I absolutely could. I'd manage. It'd probably be the easiest way for me to live the life of day-to-day dull and drudgery I seem to have going for me. Ideally, I'd spend the rest of this paragraph coming up with all sorts of situational reasons to back this point up. However, since I've reached a certain point of hopelessness, apathy and another word that means "UURRGGHHAAAAAAAGGGGHHHHH", I'm gonna use the words of someone else. I transcribe from the televisual text How I Met Your Mother: Season 7 Episode 21 - Now We're Even; author, Chuck Tatham.

"When I first moved into my new apartment, I was nervous. For the first time in my adult life I didn't have a roommate. But then it hit me. For the first time in my adult life I didn't have a roommate. If I wanna walk around naked, nobody cares. If I wanna leave the laundry basket in the middle of the living room, nobody stops me. If I bring home soup from the deli and leave it in the fridge for two days, nobody eats it. And if I do something collossally stupid, nobody ever has to know."

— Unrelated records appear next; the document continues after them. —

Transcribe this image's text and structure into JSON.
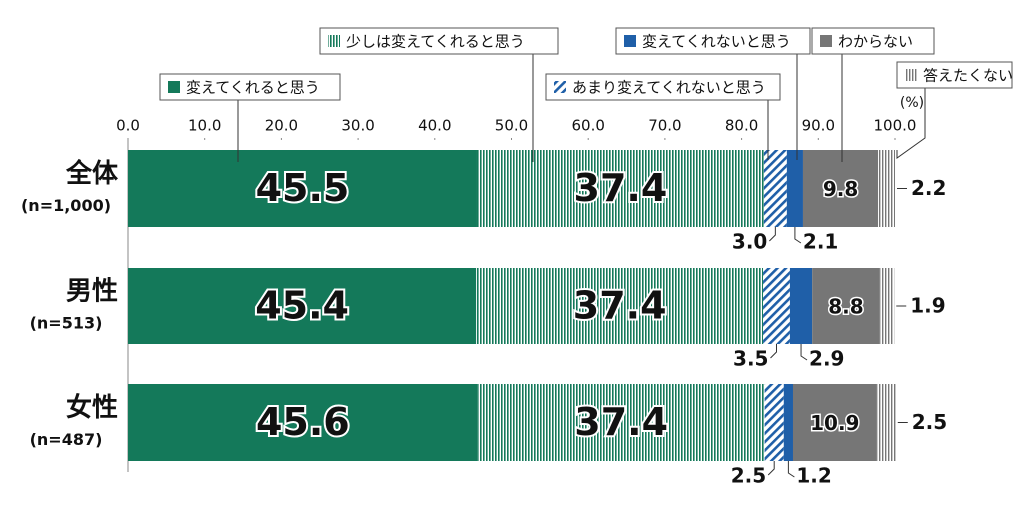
{
  "chart_data": {
    "type": "stacked-bar-horizontal",
    "categories": [
      "全体",
      "男性",
      "女性"
    ],
    "category_sublabels": [
      "(n=1,000)",
      "(n=513)",
      "(n=487)"
    ],
    "unit_label": "(%)",
    "xlim": [
      0,
      100
    ],
    "xticks": [
      {
        "value": 0,
        "label": "0.0"
      },
      {
        "value": 10,
        "label": "10.0"
      },
      {
        "value": 20,
        "label": "20.0"
      },
      {
        "value": 30,
        "label": "30.0"
      },
      {
        "value": 40,
        "label": "40.0"
      },
      {
        "value": 50,
        "label": "50.0"
      },
      {
        "value": 60,
        "label": "60.0"
      },
      {
        "value": 70,
        "label": "70.0"
      },
      {
        "value": 80,
        "label": "80.0"
      },
      {
        "value": 90,
        "label": "90.0"
      },
      {
        "value": 100,
        "label": "100.0"
      }
    ],
    "series": [
      {
        "name": "変えてくれると思う",
        "color": "#14795a",
        "pattern": "solid",
        "label_position": "inside",
        "values": [
          45.5,
          45.4,
          45.6
        ]
      },
      {
        "name": "少しは変えてくれると思う",
        "color": "#14795a",
        "pattern": "vertical-stripes",
        "label_position": "inside",
        "values": [
          37.4,
          37.4,
          37.4
        ]
      },
      {
        "name": "あまり変えてくれないと思う",
        "color": "#1f5fa8",
        "pattern": "diagonal-stripes",
        "label_position": "below-left",
        "values": [
          3.0,
          3.5,
          2.5
        ],
        "value_labels": [
          "3.0",
          "3.5",
          "2.5"
        ]
      },
      {
        "name": "変えてくれないと思う",
        "color": "#1f5fa8",
        "pattern": "solid",
        "label_position": "below-right",
        "values": [
          2.1,
          2.9,
          1.2
        ]
      },
      {
        "name": "わからない",
        "color": "#767676",
        "pattern": "solid",
        "label_position": "inside",
        "values": [
          9.8,
          8.8,
          10.9
        ]
      },
      {
        "name": "答えたくない",
        "color": "#767676",
        "pattern": "vertical-stripes",
        "label_position": "right",
        "values": [
          2.2,
          1.9,
          2.5
        ]
      }
    ]
  }
}
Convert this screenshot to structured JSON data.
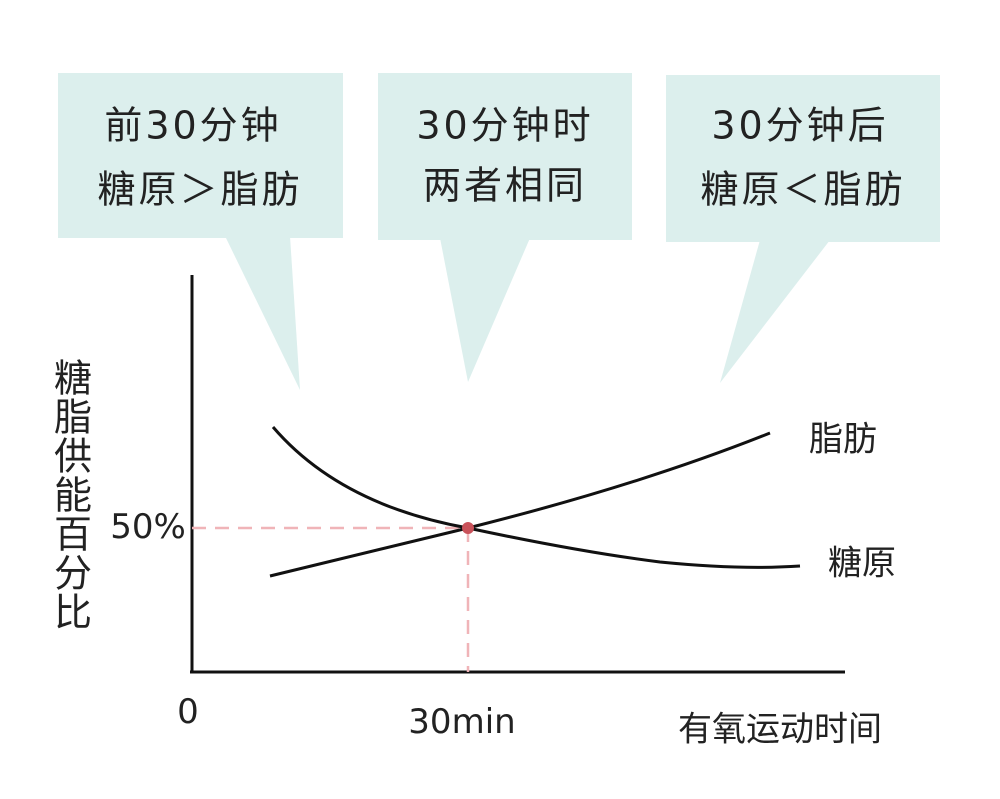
{
  "callouts": [
    {
      "lines": [
        "前30分钟",
        "糖原＞脂肪"
      ]
    },
    {
      "lines": [
        "30分钟时",
        "两者相同"
      ]
    },
    {
      "lines": [
        "30分钟后",
        "糖原＜脂肪"
      ]
    }
  ],
  "y_axis_label": "糖脂供能百分比",
  "x_axis_label": "有氧运动时间",
  "origin_label": "0",
  "x_marker_label": "30min",
  "y_marker_label": "50%",
  "curve_labels": {
    "fat": "脂肪",
    "glycogen": "糖原"
  }
}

Okay, I probably would've done it much more British-y than that. I mean, like I'd bring soup home from a deli. But the fact remains that living on my own would be the easy option for me. If only it was, actually, an option. But it's not.

I can't live alone. I can't afford it.

Instead, I need to rely on others to contribute financially, just like I need to rely on others to write half my blog posts for me.